Kabarnusataranews,Pengkep;– Republik Millenial didirikan oleh beberapa perwakilan generasi Millenial, dalam sidang pleno pertama yang dilakukan pada Minggu 5 Juli 2020 di Pangkajene Kab. Pangkep, yang memutuskan beberapa hal diantaranya Keanggotaan penduduk Negara Kesatuan Republik Indonesia yang saat ini berumur 18 sampai 40 tahun atau mereka yang lahir antara tahun 1980-an sampai awal tahun 2000-an.

Visi Republik Millenial, Mewujudkan Insan Ideologis yang turut serta dan ikut bertanggung jawab terciptanya kondisi sosial yang edukatif,” Kami hadir sebagai wadah pembinaan sekaligus wadah penyaluran kreativitas, minat-bakat dan profesionalitas,” tutur Nasaruddin Gante, Pendiri Republik Millenial.
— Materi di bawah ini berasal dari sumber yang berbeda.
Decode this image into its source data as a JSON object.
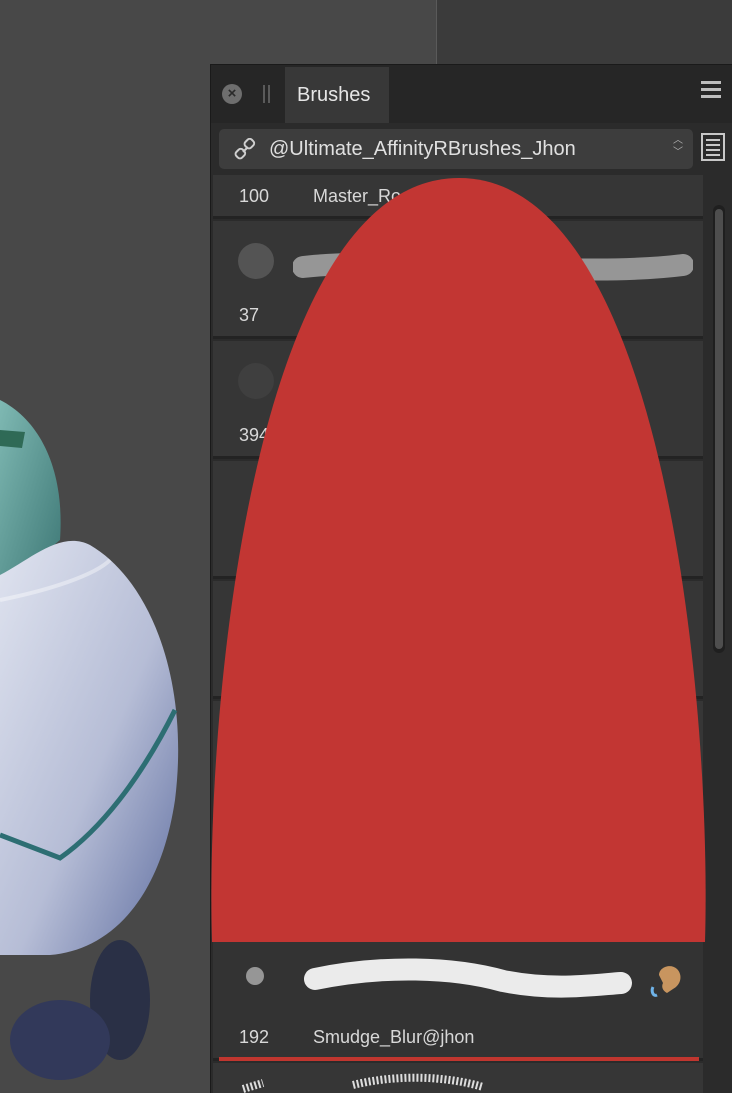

Republik Millenial mempunyai ruang lingkup (1) Pembinaan dan Pengembangan Generasi Millenial, (2) Riset dan Penelitian dan (3) Sosial, Politik, Ekonomi, Seni Budaya dan Olahraga.

“Intinya kami hadir karena keinginan mengakomodir semua kepentingan Generasi Millenial, sehingga semua anggota Republik Millenial nantinya bisa menyalurkan kreativitas, minat-bakat serta sikap profesionalisme mereka dengan muda,” tambah Nasaruddin.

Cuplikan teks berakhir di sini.